Intro to Statistic Analysis

This lesson plan was a part of the "EDUC 198 Directed Research in Education course" which I started teaching in Fall 2021. Course participants are Research Assistants (RAs) for the UCI Working Memory and Plasticity Lab (WMP Lab). This course is an introductory and supplementary class for undergraduate/new RAs who are doing research for course credit. In addition to their lab responsibilities, RAs are required to complete the assigned readings and a final project.


Introduction to Statistics and Statistical Program

For this week, RAs are watching a brief video that provides an overview of statistics. The main takeaway from this video (along with this course series) is to understand that statistics are tools that provide insights rather than answers to our research questions. 

What Is Statistics: Crash Course Statistics #1Links to an external site.

For the course assignments, we are instructing RAs to perform basic data cleaning and analysis via JASP and Google sheet.

Cleaning Raw Data

Data cleaning is a very important but overlooked foundation for statistics. When people hear the word "analysis", they often think of something much more complicated, advanced, and math-orientated.  

However, statistics also has an admin-heavy side that is critical to your results. Assuming that you have collected data properly and ethnically, data cleaning is the first step to analysis that facilitates later analysis.

For this week, we are asking RAs to read the following blog posts that provide brief, simple, but good tips and instructions on the basics of data cleaning. Please note that most mature researchers clean data in their preferred software (or have their preferred method), but for the purpose of this course, we will start with cleaning data using Google Sheets.

Importance of Good Data Collection and Descriptive Analysis

A cleaned data spreadsheet allows you to perform simple to complex analysis, but before then, we need to understand what is the story and context that our data is trying to provide. For example: What does our sample look like? What can we learn about the general story (or "vibe" if you may) of this study?

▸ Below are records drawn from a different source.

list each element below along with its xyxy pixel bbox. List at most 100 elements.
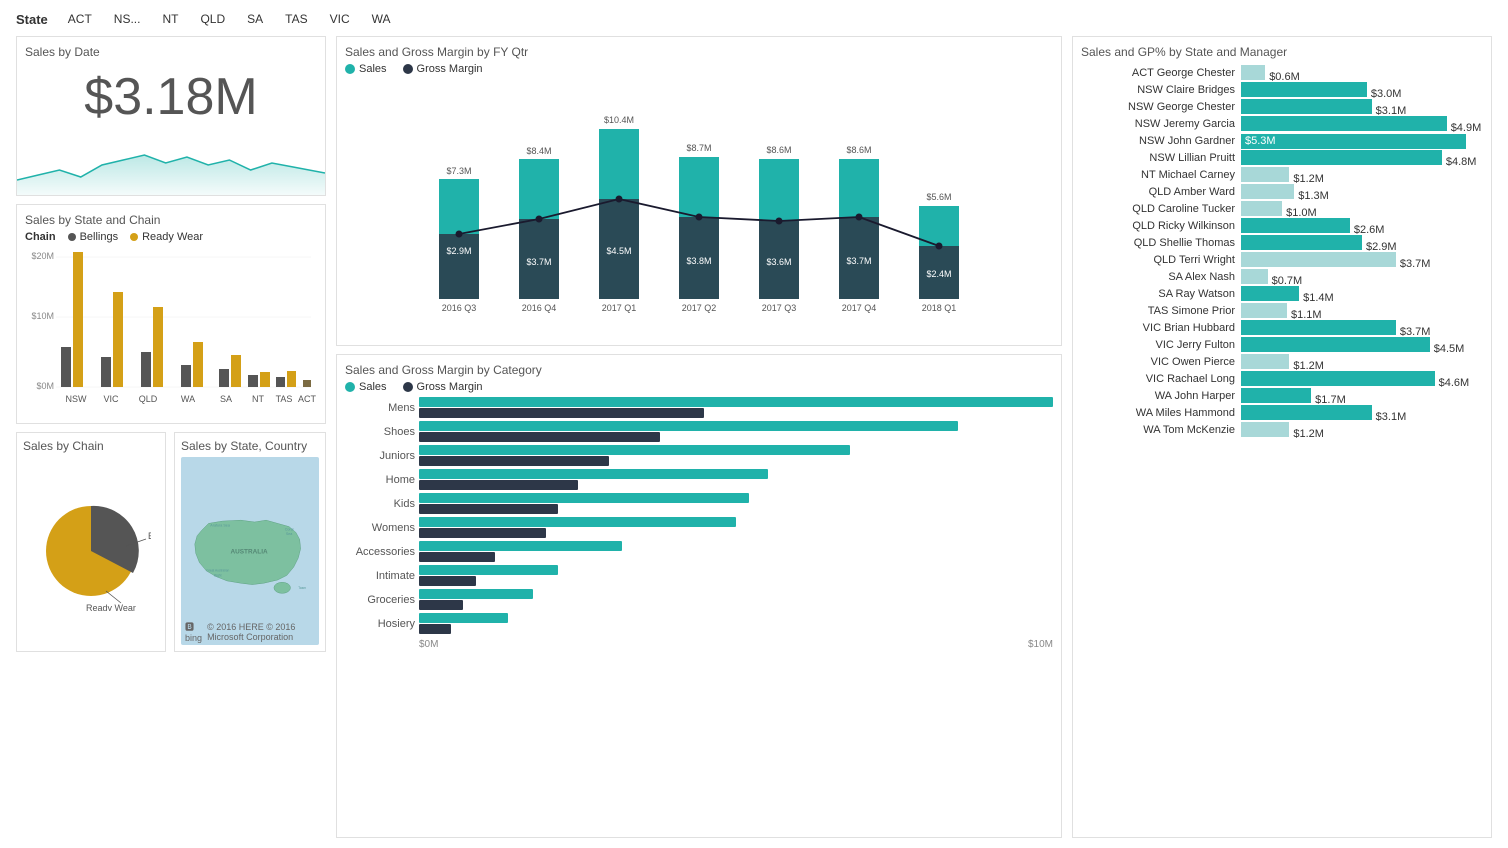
gp-bar — [1241, 99, 1372, 114]
cat-gm-bar — [419, 408, 704, 418]
svg-text:WA: WA — [181, 394, 195, 404]
state-btn-wa[interactable]: WA — [368, 10, 395, 28]
gp-bar-wrap: $1.7M — [1241, 388, 1483, 403]
state-chain-chart: $20M $10M $0M NSW VI — [25, 247, 317, 407]
state-filter-bar: State ACT NS... NT QLD SA TAS VIC WA — [16, 10, 1492, 28]
gp-bar — [1241, 354, 1289, 369]
svg-text:AUSTRALIA: AUSTRALIA — [230, 548, 268, 555]
gp-row: NSW John Gardner$5.3M — [1081, 133, 1483, 148]
gp-row-label: QLD Terri Wright — [1081, 254, 1241, 266]
gp-row-label: SA Ray Watson — [1081, 288, 1241, 300]
gp-bar-wrap: $4.8M — [1241, 150, 1483, 165]
category-chart-panel: Sales and Gross Margin by Category Sales… — [336, 354, 1062, 838]
gp-row: TAS Simone Prior$1.1M — [1081, 303, 1483, 318]
gp-row-label: NSW Claire Bridges — [1081, 84, 1241, 96]
svg-text:$3.7M: $3.7M — [846, 256, 871, 266]
svg-text:Great Australian: Great Australian — [206, 569, 229, 573]
gp-row-label: WA Miles Hammond — [1081, 407, 1241, 419]
svg-text:$0M: $0M — [36, 381, 54, 391]
gp-bar — [1241, 269, 1268, 284]
cat-bar-group — [419, 541, 1053, 562]
svg-text:$3.7M: $3.7M — [526, 257, 551, 267]
cat-sales-dot — [345, 382, 355, 392]
svg-text:$8.6M: $8.6M — [766, 145, 791, 155]
state-filter-label: State — [16, 12, 48, 27]
gp-row-label: WA Tom McKenzie — [1081, 424, 1241, 436]
cat-sales-legend: Sales — [345, 381, 387, 393]
cat-gm-bar — [419, 528, 546, 538]
gp-row: ACT George Chester$0.6M — [1081, 65, 1483, 80]
gp-row-label: QLD Shellie Thomas — [1081, 237, 1241, 249]
svg-text:$10M: $10M — [31, 311, 54, 321]
svg-text:NSW: NSW — [66, 394, 88, 404]
category-chart-title: Sales and Gross Margin by Category — [345, 363, 1053, 377]
cat-gm-bar — [419, 552, 495, 562]
svg-text:$4.5M: $4.5M — [606, 246, 631, 256]
gp-row: QLD Amber Ward$1.3M — [1081, 184, 1483, 199]
gp-row: QLD Terri Wright$3.7M — [1081, 252, 1483, 267]
gp-bar — [1241, 303, 1287, 318]
cat-label: Intimate — [345, 570, 415, 582]
svg-text:$2.4M: $2.4M — [926, 269, 951, 279]
gp-bar-wrap: $1.4M — [1241, 286, 1483, 301]
svg-text:$7.3M: $7.3M — [446, 166, 471, 176]
cat-row: Kids — [345, 493, 1053, 514]
cat-bar-group — [419, 613, 1053, 634]
gp-row-label: TAS Simone Prior — [1081, 305, 1241, 317]
readywear-dot — [130, 233, 138, 241]
gp-row: WA John Harper$1.7M — [1081, 388, 1483, 403]
sales-total-value: $3.18M — [84, 67, 257, 127]
gm-legend-item: Gross Margin — [403, 63, 483, 75]
sales-state-chain-panel: Sales by State and Chain Chain Bellings … — [16, 204, 326, 424]
gp-row-label: WA John Harper — [1081, 390, 1241, 402]
cat-gm-bar — [419, 624, 451, 634]
cat-sales-bar — [419, 445, 850, 455]
category-legend: Sales Gross Margin — [345, 381, 1053, 393]
state-btn-nt[interactable]: NT — [158, 10, 182, 28]
cat-label: Home — [345, 474, 415, 486]
gp-bar — [1241, 286, 1299, 301]
gp-row-label: VIC Brian Hubbard — [1081, 322, 1241, 334]
sales-by-date-title: Sales by Date — [25, 45, 317, 59]
cat-sales-bar — [419, 589, 533, 599]
gp-bar-wrap: $3.7M — [1241, 320, 1483, 335]
pie-chart-svg: Bellings Ready Wear — [31, 491, 151, 611]
gp-row: QLD Caroline Tucker$1.0M — [1081, 201, 1483, 216]
cat-label: Groceries — [345, 594, 415, 606]
state-btn-tas[interactable]: TAS — [281, 10, 311, 28]
svg-text:$10.4M: $10.4M — [604, 115, 634, 125]
state-chain-legend: Chain Bellings Ready Wear — [25, 231, 317, 243]
state-btn-vic[interactable]: VIC — [326, 10, 354, 28]
gp-bar — [1241, 82, 1367, 97]
svg-text:$8.4M: $8.4M — [526, 146, 551, 156]
gp-bar — [1241, 167, 1289, 182]
cat-bar-group — [419, 445, 1053, 466]
state-btn-qld[interactable]: QLD — [196, 10, 229, 28]
cat-bar-group — [419, 469, 1053, 490]
gp-row: WA Miles Hammond$3.1M — [1081, 405, 1483, 420]
gp-row-label: NSW George Chester — [1081, 101, 1241, 113]
gp-row: VIC Jerry Fulton$4.5M — [1081, 337, 1483, 352]
svg-text:$2.9M: $2.9M — [446, 246, 471, 256]
gp-bar — [1241, 422, 1289, 437]
cat-sales-bar — [419, 493, 749, 503]
cat-label: Mens — [345, 402, 415, 414]
gp-row-label: VIC Owen Pierce — [1081, 356, 1241, 368]
gp-bar: $5.3M — [1241, 134, 1466, 149]
gp-bar-wrap: $1.0M — [1241, 201, 1483, 216]
cat-row: Intimate — [345, 565, 1053, 586]
svg-text:2016 Q3: 2016 Q3 — [442, 303, 477, 313]
state-btn-sa[interactable]: SA — [243, 10, 267, 28]
svg-text:Ready Wear: Ready Wear — [86, 603, 136, 611]
sales-area-chart — [17, 135, 325, 195]
svg-text:$3.8M: $3.8M — [686, 256, 711, 266]
state-btn-ns...[interactable]: NS... — [110, 10, 145, 28]
state-btn-act[interactable]: ACT — [64, 10, 96, 28]
gp-manager-title: Sales and GP% by State and Manager — [1081, 45, 1483, 59]
gp-row-label: NT Michael Carney — [1081, 169, 1241, 181]
cat-sales-bar — [419, 469, 768, 479]
cat-gm-bar — [419, 456, 609, 466]
gp-bar — [1241, 388, 1311, 403]
svg-text:NT: NT — [252, 394, 264, 404]
category-chart-body: MensShoesJuniorsHomeKidsWomensAccessorie… — [345, 397, 1053, 637]
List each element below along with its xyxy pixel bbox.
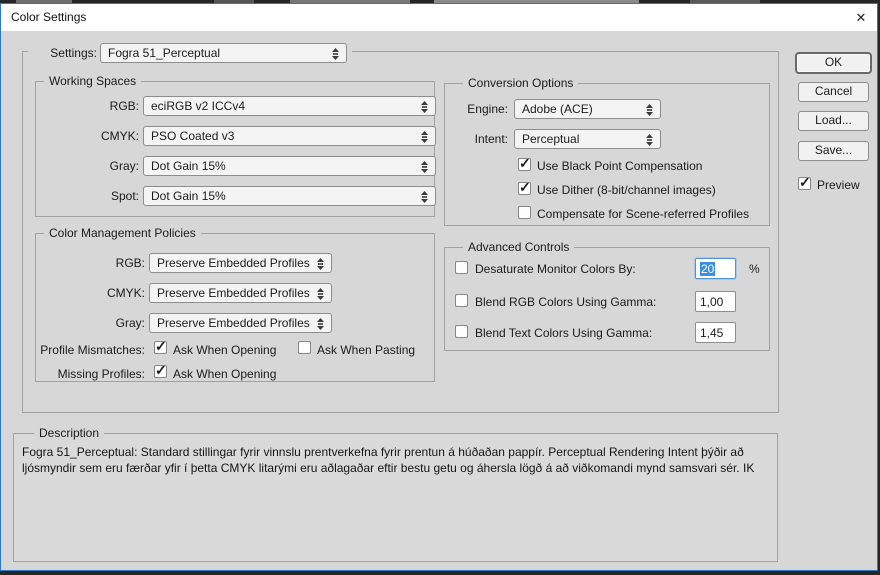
cmp-cmyk-value: Preserve Embedded Profiles — [157, 286, 310, 300]
load-button[interactable]: Load... — [798, 111, 869, 131]
settings-label: Settings: — [30, 46, 97, 60]
checkbox-use-dither[interactable]: ✓ — [518, 182, 531, 195]
compensate-scene-label: Compensate for Scene-referred Profiles — [537, 207, 749, 221]
checkbox-blend-text-gamma[interactable] — [455, 325, 468, 338]
cmp-rgb-select[interactable]: Preserve Embedded Profiles — [149, 253, 332, 273]
close-icon[interactable]: ✕ — [848, 7, 874, 28]
updown-arrows-icon — [420, 101, 429, 113]
intent-label: Intent: — [445, 132, 508, 146]
color-settings-window: Color Settings ✕ Settings: Fogra 51_Perc… — [0, 0, 880, 575]
desaturate-unit-label: % — [749, 262, 760, 276]
cancel-button[interactable]: Cancel — [798, 82, 869, 102]
description-text: Fogra 51_Perceptual: Standard stillingar… — [22, 444, 770, 476]
description-group: Description Fogra 51_Perceptual: Standar… — [13, 433, 778, 562]
checkbox-desaturate-monitor[interactable] — [455, 261, 468, 274]
updown-arrows-icon — [316, 258, 325, 270]
cmp-gray-label: Gray: — [36, 316, 145, 330]
checkbox-missing-ask-opening[interactable]: ✓ — [154, 365, 167, 378]
cmp-cmyk-select[interactable]: Preserve Embedded Profiles — [149, 283, 332, 303]
use-dither-label: Use Dither (8-bit/channel images) — [537, 183, 716, 197]
intent-select[interactable]: Perceptual — [514, 129, 661, 149]
updown-arrows-icon — [316, 318, 325, 330]
ws-rgb-value: eciRGB v2 ICCv4 — [151, 99, 245, 113]
updown-arrows-icon — [420, 161, 429, 173]
check-icon: ✓ — [155, 362, 167, 379]
conversion-options-title: Conversion Options — [463, 76, 578, 90]
policies-title: Color Management Policies — [44, 226, 201, 240]
profile-mismatches-label: Profile Mismatches: — [36, 343, 145, 357]
description-title: Description — [34, 426, 104, 440]
mismatch-ask-opening-label: Ask When Opening — [173, 343, 276, 357]
ok-button[interactable]: OK — [795, 52, 872, 74]
ws-spot-value: Dot Gain 15% — [151, 189, 226, 203]
desaturate-monitor-label: Desaturate Monitor Colors By: — [475, 262, 636, 276]
updown-arrows-icon — [420, 131, 429, 143]
check-icon: ✓ — [155, 338, 167, 355]
blend-rgb-gamma-value: 1,00 — [700, 295, 723, 309]
ws-gray-label: Gray: — [36, 159, 139, 173]
blend-rgb-gamma-label: Blend RGB Colors Using Gamma: — [475, 295, 656, 309]
working-spaces-group: Working Spaces RGB: eciRGB v2 ICCv4 CMYK… — [35, 81, 435, 217]
updown-arrows-icon — [331, 48, 340, 60]
ws-gray-value: Dot Gain 15% — [151, 159, 226, 173]
engine-value: Adobe (ACE) — [522, 102, 593, 116]
settings-preset-value: Fogra 51_Perceptual — [108, 46, 220, 60]
advanced-controls-group: Advanced Controls Desaturate Monitor Col… — [444, 247, 770, 351]
checkbox-mismatch-ask-opening[interactable]: ✓ — [154, 341, 167, 354]
updown-arrows-icon — [645, 134, 654, 146]
desaturate-value-field[interactable]: 20 — [695, 258, 736, 279]
cmp-gray-select[interactable]: Preserve Embedded Profiles — [149, 313, 332, 333]
missing-ask-opening-label: Ask When Opening — [173, 367, 276, 381]
black-point-compensation-label: Use Black Point Compensation — [537, 159, 702, 173]
advanced-controls-title: Advanced Controls — [463, 240, 574, 254]
checkbox-mismatch-ask-pasting[interactable] — [298, 341, 311, 354]
ws-gray-select[interactable]: Dot Gain 15% — [143, 156, 436, 176]
ws-cmyk-value: PSO Coated v3 — [151, 129, 234, 143]
settings-preset-select[interactable]: Fogra 51_Perceptual — [100, 43, 347, 63]
blend-text-gamma-value: 1,45 — [700, 326, 723, 340]
check-icon: ✓ — [519, 179, 531, 196]
engine-select[interactable]: Adobe (ACE) — [514, 99, 661, 119]
working-spaces-title: Working Spaces — [44, 74, 141, 88]
cmp-gray-value: Preserve Embedded Profiles — [157, 316, 310, 330]
ws-rgb-select[interactable]: eciRGB v2 ICCv4 — [143, 96, 436, 116]
conversion-options-group: Conversion Options Engine: Adobe (ACE) I… — [444, 83, 770, 226]
engine-label: Engine: — [445, 102, 508, 116]
policies-group: Color Management Policies RGB: Preserve … — [35, 233, 435, 382]
checkbox-preview[interactable]: ✓ — [798, 177, 811, 190]
check-icon: ✓ — [519, 155, 531, 172]
cmp-rgb-value: Preserve Embedded Profiles — [157, 256, 310, 270]
blend-text-gamma-field[interactable]: 1,45 — [695, 322, 736, 343]
desaturate-value: 20 — [700, 262, 715, 276]
checkbox-compensate-scene[interactable] — [518, 206, 531, 219]
blend-text-gamma-label: Blend Text Colors Using Gamma: — [475, 326, 652, 340]
save-button[interactable]: Save... — [798, 141, 869, 161]
ws-spot-select[interactable]: Dot Gain 15% — [143, 186, 436, 206]
missing-profiles-label: Missing Profiles: — [36, 367, 145, 381]
cmp-rgb-label: RGB: — [36, 256, 145, 270]
checkbox-blend-rgb-gamma[interactable] — [455, 294, 468, 307]
cmp-cmyk-label: CMYK: — [36, 286, 145, 300]
dialog-titlebar — [1, 4, 877, 31]
ws-spot-label: Spot: — [36, 189, 139, 203]
blend-rgb-gamma-field[interactable]: 1,00 — [695, 291, 736, 312]
ws-rgb-label: RGB: — [36, 99, 139, 113]
intent-value: Perceptual — [522, 132, 579, 146]
ws-cmyk-label: CMYK: — [36, 129, 139, 143]
checkbox-black-point-compensation[interactable]: ✓ — [518, 158, 531, 171]
updown-arrows-icon — [645, 104, 654, 116]
mismatch-ask-pasting-label: Ask When Pasting — [317, 343, 415, 357]
ws-cmyk-select[interactable]: PSO Coated v3 — [143, 126, 436, 146]
updown-arrows-icon — [420, 191, 429, 203]
dialog-title: Color Settings — [11, 10, 86, 24]
preview-label: Preview — [817, 178, 860, 192]
updown-arrows-icon — [316, 288, 325, 300]
check-icon: ✓ — [799, 174, 811, 191]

The first reading for this week is a chapter from a Department of Education report on descriptive analysis in education. It describes ways that descriptive analysis can provide helpful information for studies - and that sometimes, a descriptive analysis itself can even be a standalone research result. 

The second reading for this week features a PNAS essay that talks about common errors in data collection. While the whole paper is very relevant and informative, you can focus on sections entitled “Why Focusing on Errors Is Important” and “Underlying Themes of Errors and Their Contributing Factors” for now. 

  • Brown, A. W., Kaiser, K. A., & Allison, D. B. (2018). Issues with data and analyses: Errors, underlying themes, and potential solutions. Proceedings of the National Academy of Sciences of the United States of America, 115(11), 2563–2570. https://doi.org/10.1073/pnas.1708279115

Additionally, we included an optional reading about skewness and Kurtosis in assessing normal distribution for those who want to further advance their understanding of distributions. When you collect a group of data and before you can choose an analysis method, there is a set of parameters you need to meet that guides you to select the appropriate tests. One of the command parameters is that the sample data needs to be normally distributed, which requires us to test the distribution using skewness and Kurtosis.

  • Kim H. Y. (2013). Statistical notes for clinical researchers: assessing normal distribution (2) using skewness and kurtosis. Restorative dentistry & endodontics, 38(1), 52–54. https://doi.org/10.5395/rde.2013.38.1.52

Hypothesis Testing

For this week, we will be learning about inferential statistics that allow us to draw results and conclusions from the data. It's also the calculation and interpretation that people often think of when they hear the words "analysis". To do so, we will start with learning about probability theory and hypothesis testing.

T-Test

For this week, we are learning one of the most common analyses that compare group means.

Correlations

Correlation is a term that's commonly used in daily language, and even non-scientists are familiar with the saying "correlation does not equal causation". For this week's reading, we have a journal essay that talks about the proper usage of correlation. Though the audience is geared towards the medical field, the content is still applicable in psychology and education (and any type of science actually).